Pas davantage la loi du 16 septembre 1807 réglementant le régime de protection des propriétés contre l’action des flots n’est applicable. Ainsi, relevant qu’aucune disposition législative ou réglementaire n’existe en la matière, la cour énonce que ni l’État, ni les communes, ni les propriétaires des fonds concernés non l’obligation d’assurer la protection de leur propriété contre l’action naturelle des eaux. La distinction est faite, dans une approche particulièrement subtile, entre ce qui relève du défaut d’entretien normal susceptible de causer un préjudice aux tiers, et ce qui relève de l’action des éléments naturels constituant une cause étrangère. Il n’y a dans la dégradation de la parcelle appartenant à l’État, et menaçant à terme évidemment celle de l’association, aucun défaut d’entretien et donc aucune faute imputable au propriétaire qu’est l’État.

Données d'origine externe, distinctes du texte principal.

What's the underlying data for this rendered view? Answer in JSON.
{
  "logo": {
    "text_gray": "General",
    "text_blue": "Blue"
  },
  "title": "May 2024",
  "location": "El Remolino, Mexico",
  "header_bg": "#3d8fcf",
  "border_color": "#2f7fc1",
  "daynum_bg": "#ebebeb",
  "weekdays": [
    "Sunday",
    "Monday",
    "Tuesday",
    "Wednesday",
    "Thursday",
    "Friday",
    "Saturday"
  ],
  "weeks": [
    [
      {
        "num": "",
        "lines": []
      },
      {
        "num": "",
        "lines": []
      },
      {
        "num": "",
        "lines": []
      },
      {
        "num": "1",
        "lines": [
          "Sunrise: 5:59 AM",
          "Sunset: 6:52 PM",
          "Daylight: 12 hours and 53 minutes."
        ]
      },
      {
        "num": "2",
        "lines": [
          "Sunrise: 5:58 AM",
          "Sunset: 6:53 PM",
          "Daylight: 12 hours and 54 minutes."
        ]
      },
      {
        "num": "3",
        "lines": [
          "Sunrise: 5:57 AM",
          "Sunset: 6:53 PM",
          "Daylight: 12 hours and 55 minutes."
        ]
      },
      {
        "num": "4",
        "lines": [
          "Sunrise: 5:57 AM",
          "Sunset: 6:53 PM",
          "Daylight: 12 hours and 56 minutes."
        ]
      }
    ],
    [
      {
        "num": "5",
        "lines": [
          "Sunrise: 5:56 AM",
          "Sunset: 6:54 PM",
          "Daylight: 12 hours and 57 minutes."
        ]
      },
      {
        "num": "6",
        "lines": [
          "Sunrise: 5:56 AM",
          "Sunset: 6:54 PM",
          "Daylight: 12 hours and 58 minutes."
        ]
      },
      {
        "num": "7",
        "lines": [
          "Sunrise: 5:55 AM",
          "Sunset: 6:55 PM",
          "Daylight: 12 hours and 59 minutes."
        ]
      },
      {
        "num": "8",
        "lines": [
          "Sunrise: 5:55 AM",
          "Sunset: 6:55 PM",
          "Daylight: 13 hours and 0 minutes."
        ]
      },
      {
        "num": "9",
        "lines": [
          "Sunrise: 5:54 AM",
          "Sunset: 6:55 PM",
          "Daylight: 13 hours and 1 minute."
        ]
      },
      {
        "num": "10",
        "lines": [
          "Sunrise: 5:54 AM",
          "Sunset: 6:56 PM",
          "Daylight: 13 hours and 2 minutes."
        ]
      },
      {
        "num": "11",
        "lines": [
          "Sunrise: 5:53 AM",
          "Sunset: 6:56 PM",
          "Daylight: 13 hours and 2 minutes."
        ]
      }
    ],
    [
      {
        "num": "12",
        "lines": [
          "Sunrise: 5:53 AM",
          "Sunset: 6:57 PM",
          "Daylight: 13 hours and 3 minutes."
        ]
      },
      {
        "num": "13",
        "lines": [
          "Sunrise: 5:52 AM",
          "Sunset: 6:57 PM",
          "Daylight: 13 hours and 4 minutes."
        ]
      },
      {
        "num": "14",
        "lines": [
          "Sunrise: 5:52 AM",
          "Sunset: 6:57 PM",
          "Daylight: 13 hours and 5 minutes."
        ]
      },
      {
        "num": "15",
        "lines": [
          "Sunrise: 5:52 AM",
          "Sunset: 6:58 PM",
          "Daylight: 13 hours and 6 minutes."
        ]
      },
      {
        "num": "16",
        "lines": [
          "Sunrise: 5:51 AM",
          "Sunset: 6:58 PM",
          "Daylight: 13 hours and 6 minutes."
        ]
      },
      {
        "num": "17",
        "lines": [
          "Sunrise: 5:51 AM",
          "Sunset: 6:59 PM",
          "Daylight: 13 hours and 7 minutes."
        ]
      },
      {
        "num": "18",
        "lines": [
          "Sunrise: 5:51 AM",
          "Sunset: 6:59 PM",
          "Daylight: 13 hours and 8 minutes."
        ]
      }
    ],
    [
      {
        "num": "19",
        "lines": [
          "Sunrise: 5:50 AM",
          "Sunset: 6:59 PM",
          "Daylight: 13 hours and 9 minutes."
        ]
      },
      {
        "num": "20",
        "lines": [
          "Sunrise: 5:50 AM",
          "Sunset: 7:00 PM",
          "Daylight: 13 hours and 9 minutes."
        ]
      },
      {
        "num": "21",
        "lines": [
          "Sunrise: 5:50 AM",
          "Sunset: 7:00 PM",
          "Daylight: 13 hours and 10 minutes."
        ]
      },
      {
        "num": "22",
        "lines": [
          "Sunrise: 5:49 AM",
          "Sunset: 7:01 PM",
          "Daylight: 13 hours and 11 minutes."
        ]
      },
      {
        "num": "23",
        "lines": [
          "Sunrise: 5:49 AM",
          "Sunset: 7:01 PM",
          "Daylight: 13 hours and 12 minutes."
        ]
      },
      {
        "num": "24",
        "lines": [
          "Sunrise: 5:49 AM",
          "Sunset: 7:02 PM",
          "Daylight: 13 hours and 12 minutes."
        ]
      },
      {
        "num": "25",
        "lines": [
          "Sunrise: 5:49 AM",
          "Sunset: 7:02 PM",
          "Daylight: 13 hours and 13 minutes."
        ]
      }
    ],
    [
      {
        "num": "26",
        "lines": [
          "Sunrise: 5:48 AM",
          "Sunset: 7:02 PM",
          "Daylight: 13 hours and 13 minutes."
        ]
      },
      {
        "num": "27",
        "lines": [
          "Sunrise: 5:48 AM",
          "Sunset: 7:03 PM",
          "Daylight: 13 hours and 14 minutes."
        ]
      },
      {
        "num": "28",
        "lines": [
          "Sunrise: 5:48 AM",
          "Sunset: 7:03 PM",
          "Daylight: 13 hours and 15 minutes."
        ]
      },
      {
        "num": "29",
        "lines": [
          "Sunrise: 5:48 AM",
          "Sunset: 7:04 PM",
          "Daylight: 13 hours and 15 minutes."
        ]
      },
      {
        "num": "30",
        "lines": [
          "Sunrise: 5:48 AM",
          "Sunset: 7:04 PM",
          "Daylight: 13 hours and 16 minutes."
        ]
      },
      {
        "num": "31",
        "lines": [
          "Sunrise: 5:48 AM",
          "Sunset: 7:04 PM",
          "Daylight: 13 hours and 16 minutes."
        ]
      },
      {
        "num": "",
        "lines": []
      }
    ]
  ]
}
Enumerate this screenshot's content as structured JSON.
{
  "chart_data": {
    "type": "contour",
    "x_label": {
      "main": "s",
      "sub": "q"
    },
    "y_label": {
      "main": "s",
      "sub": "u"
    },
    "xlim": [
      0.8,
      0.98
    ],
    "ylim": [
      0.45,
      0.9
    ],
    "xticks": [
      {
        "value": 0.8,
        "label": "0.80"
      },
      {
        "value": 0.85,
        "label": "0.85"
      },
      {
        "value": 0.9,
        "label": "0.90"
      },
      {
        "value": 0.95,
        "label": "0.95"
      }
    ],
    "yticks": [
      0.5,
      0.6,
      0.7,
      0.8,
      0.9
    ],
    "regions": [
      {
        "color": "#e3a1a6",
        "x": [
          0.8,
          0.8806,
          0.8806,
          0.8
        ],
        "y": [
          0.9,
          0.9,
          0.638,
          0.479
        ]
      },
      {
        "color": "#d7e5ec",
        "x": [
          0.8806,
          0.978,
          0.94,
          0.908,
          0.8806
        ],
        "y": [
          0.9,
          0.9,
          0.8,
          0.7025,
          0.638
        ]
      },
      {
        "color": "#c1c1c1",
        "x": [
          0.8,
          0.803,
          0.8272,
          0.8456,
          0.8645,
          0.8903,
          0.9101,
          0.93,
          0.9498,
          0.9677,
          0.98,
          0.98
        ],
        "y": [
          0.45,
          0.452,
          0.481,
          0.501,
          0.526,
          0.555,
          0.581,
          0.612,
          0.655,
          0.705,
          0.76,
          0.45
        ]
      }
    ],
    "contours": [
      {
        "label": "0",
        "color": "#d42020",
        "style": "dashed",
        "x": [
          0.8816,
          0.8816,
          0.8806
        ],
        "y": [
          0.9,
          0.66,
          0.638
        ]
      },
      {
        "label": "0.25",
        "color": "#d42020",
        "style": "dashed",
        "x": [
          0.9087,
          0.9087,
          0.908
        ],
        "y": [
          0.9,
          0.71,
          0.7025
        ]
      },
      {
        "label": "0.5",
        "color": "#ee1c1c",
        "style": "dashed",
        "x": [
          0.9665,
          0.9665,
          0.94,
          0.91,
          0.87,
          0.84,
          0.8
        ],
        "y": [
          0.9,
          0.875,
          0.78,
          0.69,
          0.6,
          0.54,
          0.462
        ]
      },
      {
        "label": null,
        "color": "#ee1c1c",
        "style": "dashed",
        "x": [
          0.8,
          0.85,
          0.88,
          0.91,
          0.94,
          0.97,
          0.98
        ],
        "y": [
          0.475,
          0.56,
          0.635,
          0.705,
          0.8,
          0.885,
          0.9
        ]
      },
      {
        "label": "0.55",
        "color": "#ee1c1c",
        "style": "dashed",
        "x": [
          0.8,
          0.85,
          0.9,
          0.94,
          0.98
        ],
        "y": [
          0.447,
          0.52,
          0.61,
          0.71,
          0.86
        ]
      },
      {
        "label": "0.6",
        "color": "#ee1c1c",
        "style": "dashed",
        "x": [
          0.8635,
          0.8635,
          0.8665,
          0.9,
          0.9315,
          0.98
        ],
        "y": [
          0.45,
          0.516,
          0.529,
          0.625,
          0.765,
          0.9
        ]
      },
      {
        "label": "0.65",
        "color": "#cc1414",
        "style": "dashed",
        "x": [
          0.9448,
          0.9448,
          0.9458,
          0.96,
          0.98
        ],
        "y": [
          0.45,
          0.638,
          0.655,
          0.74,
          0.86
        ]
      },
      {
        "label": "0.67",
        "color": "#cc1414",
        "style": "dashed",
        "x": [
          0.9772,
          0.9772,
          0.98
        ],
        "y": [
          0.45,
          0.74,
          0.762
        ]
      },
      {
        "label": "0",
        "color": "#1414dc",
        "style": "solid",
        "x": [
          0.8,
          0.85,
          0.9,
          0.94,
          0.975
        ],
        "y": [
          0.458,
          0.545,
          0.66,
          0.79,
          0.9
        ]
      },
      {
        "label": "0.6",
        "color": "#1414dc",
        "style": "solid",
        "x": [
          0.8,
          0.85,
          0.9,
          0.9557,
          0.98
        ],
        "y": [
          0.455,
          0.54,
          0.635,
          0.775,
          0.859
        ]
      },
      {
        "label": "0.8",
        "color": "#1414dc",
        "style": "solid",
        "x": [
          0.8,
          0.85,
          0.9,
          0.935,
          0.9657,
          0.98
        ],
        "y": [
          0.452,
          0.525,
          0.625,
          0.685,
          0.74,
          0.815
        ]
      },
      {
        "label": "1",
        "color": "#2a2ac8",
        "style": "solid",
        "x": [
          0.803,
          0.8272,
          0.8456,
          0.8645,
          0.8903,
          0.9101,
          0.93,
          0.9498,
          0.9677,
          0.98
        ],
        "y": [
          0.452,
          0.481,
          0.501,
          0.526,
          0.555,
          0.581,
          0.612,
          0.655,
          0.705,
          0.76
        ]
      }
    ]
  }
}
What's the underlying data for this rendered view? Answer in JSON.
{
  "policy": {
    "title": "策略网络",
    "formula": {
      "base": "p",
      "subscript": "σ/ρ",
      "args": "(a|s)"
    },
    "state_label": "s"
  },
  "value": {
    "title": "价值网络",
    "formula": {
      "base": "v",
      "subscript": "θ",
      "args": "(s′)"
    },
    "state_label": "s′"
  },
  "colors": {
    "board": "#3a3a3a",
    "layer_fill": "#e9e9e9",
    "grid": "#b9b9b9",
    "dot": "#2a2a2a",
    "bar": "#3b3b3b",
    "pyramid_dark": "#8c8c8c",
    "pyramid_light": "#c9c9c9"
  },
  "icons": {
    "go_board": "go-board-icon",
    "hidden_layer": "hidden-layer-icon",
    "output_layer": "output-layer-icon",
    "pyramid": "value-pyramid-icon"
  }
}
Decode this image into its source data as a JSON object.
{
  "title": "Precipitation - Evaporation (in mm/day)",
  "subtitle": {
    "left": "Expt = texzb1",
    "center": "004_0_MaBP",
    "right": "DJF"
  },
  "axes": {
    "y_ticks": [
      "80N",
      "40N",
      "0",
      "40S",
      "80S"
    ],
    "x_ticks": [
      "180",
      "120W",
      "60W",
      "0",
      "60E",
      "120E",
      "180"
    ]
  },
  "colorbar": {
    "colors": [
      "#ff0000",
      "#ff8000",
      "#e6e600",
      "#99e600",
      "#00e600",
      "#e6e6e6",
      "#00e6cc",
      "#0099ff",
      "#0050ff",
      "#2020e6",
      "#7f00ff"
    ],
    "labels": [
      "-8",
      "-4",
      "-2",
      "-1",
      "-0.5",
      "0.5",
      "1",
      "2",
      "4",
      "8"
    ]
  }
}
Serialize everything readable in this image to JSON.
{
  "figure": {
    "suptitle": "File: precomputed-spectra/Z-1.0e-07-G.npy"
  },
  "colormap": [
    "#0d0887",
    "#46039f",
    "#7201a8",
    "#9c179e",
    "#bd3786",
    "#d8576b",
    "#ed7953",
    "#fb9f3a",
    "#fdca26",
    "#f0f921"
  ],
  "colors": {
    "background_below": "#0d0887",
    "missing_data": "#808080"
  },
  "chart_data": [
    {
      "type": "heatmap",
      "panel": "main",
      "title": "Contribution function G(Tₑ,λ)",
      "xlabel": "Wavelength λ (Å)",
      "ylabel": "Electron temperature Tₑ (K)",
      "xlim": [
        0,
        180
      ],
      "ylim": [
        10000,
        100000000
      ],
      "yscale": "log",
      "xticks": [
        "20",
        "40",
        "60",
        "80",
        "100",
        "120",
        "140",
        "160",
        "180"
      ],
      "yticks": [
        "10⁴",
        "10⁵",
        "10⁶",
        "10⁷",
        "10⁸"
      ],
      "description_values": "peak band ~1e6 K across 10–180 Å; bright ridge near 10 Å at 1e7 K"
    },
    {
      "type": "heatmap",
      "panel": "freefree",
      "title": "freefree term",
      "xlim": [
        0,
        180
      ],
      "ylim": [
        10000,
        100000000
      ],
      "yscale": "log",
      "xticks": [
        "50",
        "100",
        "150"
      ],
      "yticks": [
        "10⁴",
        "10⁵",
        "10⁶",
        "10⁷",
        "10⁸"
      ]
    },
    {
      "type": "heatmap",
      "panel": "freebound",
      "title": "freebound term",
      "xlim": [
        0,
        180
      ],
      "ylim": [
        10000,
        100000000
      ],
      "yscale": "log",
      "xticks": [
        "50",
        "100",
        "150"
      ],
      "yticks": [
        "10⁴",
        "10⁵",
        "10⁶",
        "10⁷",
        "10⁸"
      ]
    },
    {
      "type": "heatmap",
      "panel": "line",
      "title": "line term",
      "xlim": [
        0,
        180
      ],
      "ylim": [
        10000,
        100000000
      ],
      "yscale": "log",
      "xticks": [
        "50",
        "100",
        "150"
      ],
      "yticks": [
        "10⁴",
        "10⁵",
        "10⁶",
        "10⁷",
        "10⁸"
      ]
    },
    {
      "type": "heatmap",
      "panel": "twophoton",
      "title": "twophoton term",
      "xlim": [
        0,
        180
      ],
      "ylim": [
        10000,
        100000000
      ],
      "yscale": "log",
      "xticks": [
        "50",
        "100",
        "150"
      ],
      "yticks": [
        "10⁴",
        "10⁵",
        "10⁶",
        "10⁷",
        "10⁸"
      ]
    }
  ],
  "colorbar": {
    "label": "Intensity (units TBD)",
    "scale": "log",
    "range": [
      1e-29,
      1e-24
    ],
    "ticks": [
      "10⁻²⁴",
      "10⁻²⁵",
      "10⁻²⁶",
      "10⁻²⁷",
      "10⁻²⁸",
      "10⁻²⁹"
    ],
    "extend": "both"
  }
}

Pas davantage cette inaction n’est-elle en relation de causalité manifeste avec un dommage susceptible d’affecter à terme le fonds supérieur. Enfin, dans un souci pédagogique particulièrement louable, la cour rappelle qu’en l’absence de caractère manifestement anormal du trouble, qui est la conséquence inéluctable de la situation géographique des lieux et de la nature des sols, ainsi qu’en l’absence de démonstration d’un rôle actif de la parcelle appartenant à l’État dans la survenance de ce dommage, la théorie du trouble anormal de voisinage n’a pas vocation évidente à s’appliquer. On le voit, les demandeurs avaient tout tenté pour caractériser la responsabilité de l’État en invoquant à la fois la théorie du trouble anormal de voisinage, la loi de 1807 sur la protection des propriétés privées contre l’action des flots, le trouble lié à la responsabilité délictuelle… Rien n’y a fait, la cour d’appel relevant que l’action naturelle des eaux, et la situation géographique des lieux, expliquent seuls l’inéluctable évolution de l’érosion littorale.